The Verdict on Early Holiday Decorating

It’s mid-November and your co-worker posts a pic of her homemade burlap wreath with a red bow that she’s already got on the front door. Underneath her grandma’s typo-filled, all caps compliment is sure to be the “it’s too early” guy condemning early holiday decorating, completely bewildered at the thought of Christmas decorations before Thanksgiving. By now the majority of your Facebook feed is likely an attack on department stores that roll out the red and green at midnight on November 1st. 

I’m here to address early holiday decorating and why it was perfectly acceptable for me to start listening to Christmas music by November 12th on 99.5 WMAG. I apparently need to explain why it’s none of your concern if I want to see my Thanksgiving turkey reflecting off glass balls on the Christmas tree.

Are y'all really that against skipping Thanksgiving decorations? For starters, I’ve never met a cornucopia that I thought was all that pretty. I’m not against mini gourds or corn stalks if that’s your thing, but if it’s not ours then please allow us skip to the greenery and ornate inflatables.

I have a lot of holiday decorations…A LOT. Enough to make the men in my family consider disowning me whenever I have to move. Decorating for me is a process that takes several weekends. I want to spend the month of December relaxing (drinking) with friends and family…not picking up a fully decorated Christmas tree that toppled over in my kitchen (true story). I’m also very serious about my Christmas lights and I’m warning you now…Wal-Mart runs out of certain varieties of lights early. Make sure you don’t get yourself in a traditional-LED mismatch because you waited too late to start decorating.

Thanksgiving is like the kickoff to the holiday marathon ahead through Christmas and New Years. If your holiday decorations start going up before Thanksgiving you can rest easy in stretchy pants during that food coma that you know is sure to come.

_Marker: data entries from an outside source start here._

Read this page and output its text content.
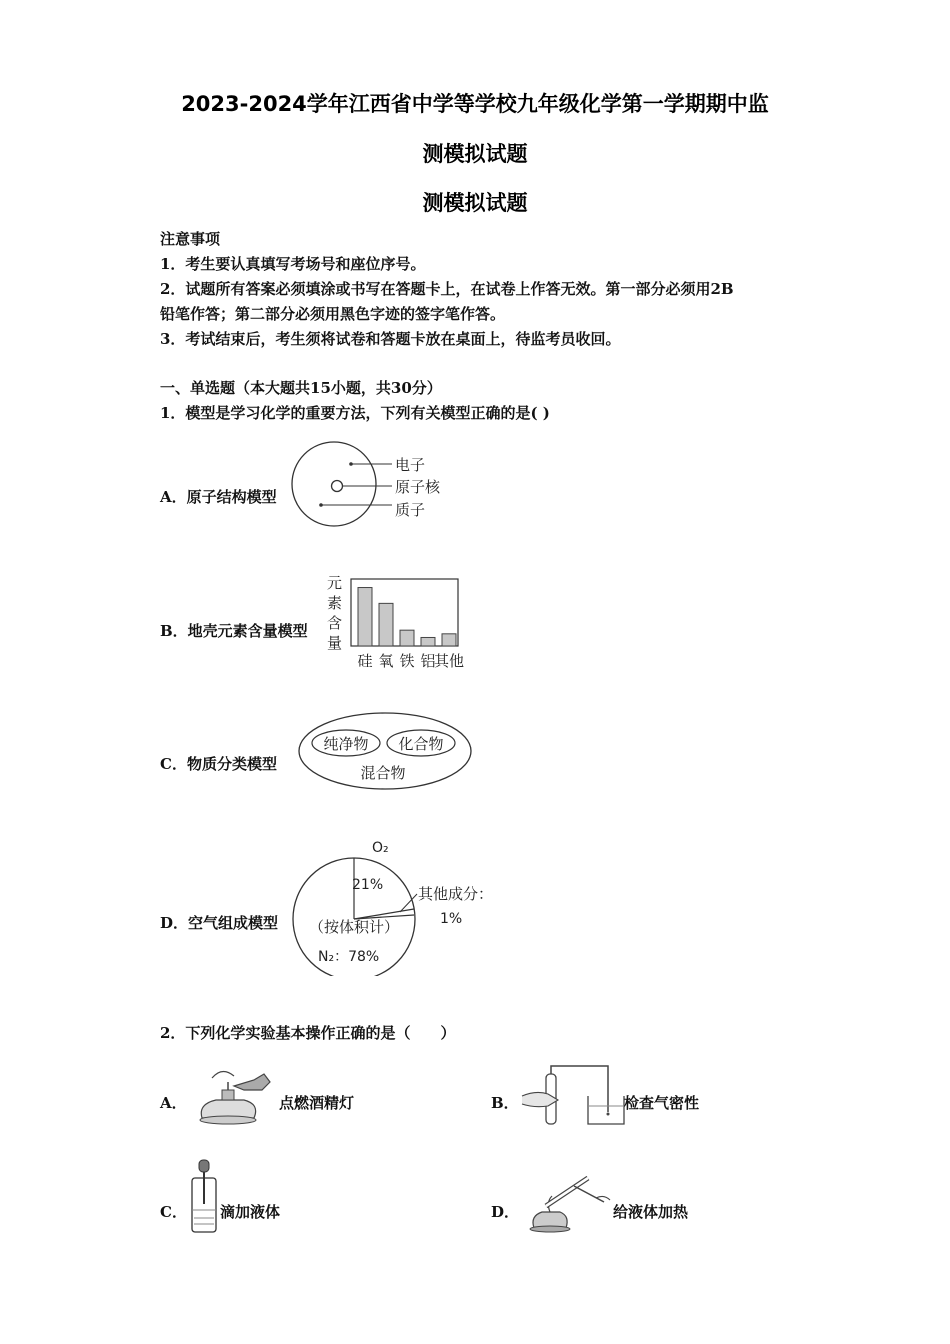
2023-2024学年江西省中学等学校九年级化学第一学期期中监
测模拟试题
测模拟试题
注意事项
1．考生要认真填写考场号和座位序号。
2．试题所有答案必须填涂或书写在答题卡上，在试卷上作答无效。第一部分必须用2B
铅笔作答；第二部分必须用黑色字迹的签字笔作答。
3．考试结束后，考生须将试卷和答题卡放在桌面上，待监考员收回。
一、单选题（本大题共15小题，共30分）
1．模型是学习化学的重要方法，下列有关模型正确的是( )
A．原子结构模型
电子
原子核
质子
B．地壳元素含量模型
元
素
含
量
硅 氧 铁 铝
其他
C．物质分类模型
纯净物 化合物
混合物
D．空气组成模型
O₂
21% 其他成分：
1%
（按体积计）
N₂：78%
2．下列化学实验基本操作正确的是（　　）
A．	点燃酒精灯	B．	检查气密性
C． 滴加液体	D．	给液体加热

For goodness sake, early Christmas decorating doesn’t mean I’m not thankful. Christmas decorations are the dearest reminder of my childhood. My mom LOVES Christmas…she puts up more Christmas trees each year than there are rooms in her house. Christmas reminds me of my dad letting me decorate with as many tacky blow molds as I wanted if it made my heart content. It wasn’t about the presents…it was about decorating together and the girls making our uncle coconut bon-bons even if all those chocolate melts made me nauseous. It was about pulling out card tables and banquet chairs after locking the spare bedroom door right before guests arrive, lying to yourself that you'll actually get it cleaned out before next Christmas.  It was about eating my Granny’s cream corn and my Mama’s yeast rolls.

Christmas decorations bring out a certain type of gratuitous nostalgia from within me that will literally produce tears when Delilah drops that “I’ll Be Home for Christmas” or a Lorraine calls in to talk about how blessed she is. This doesn’t mean I’m only thankful during the holidays, but Christmas is special in that it just brings out a certain type of magic and comfort.

I want so badly for everyone else to feel the holiday spirit my family instilled into my heart. I spend a lot of time putting up decorations because I want you to enter my home during the holidays and feel like you’re in whatever cheesy Christmas movie I have on the Hallmark Channel (spoiler alert: someone probably moved off to the big city and lost their Christmas spirit). I want you to think about all the special holiday moments in your past that brought you joy. I want you to feel like a kid again. I want to drink wine with you and tell you how much I love and appreciate you until you get annoyed with me.

So wouldn't it make sense that on Thanksgiving...the most giving of thanks day of the year...that I should set the scene for ultimate nostalgia? 

Besides, there are families that may have to celebrate the holidays early due to military service, distance, etc. Is it really necessary to put up a cranky PSA attempting to regulate early holiday decorating just because some of us want to catch the Christmas cheer Megabus a few weeks early?

Do what you want with your November but what happens in my yard is none of your business no matter how “interesting” you think my light display is (yes, I was outside and heard you). Have a holly jolly November and in the words of Rick Bragg:  

“I wish you a Merry Christmas and a very hefty light bill!”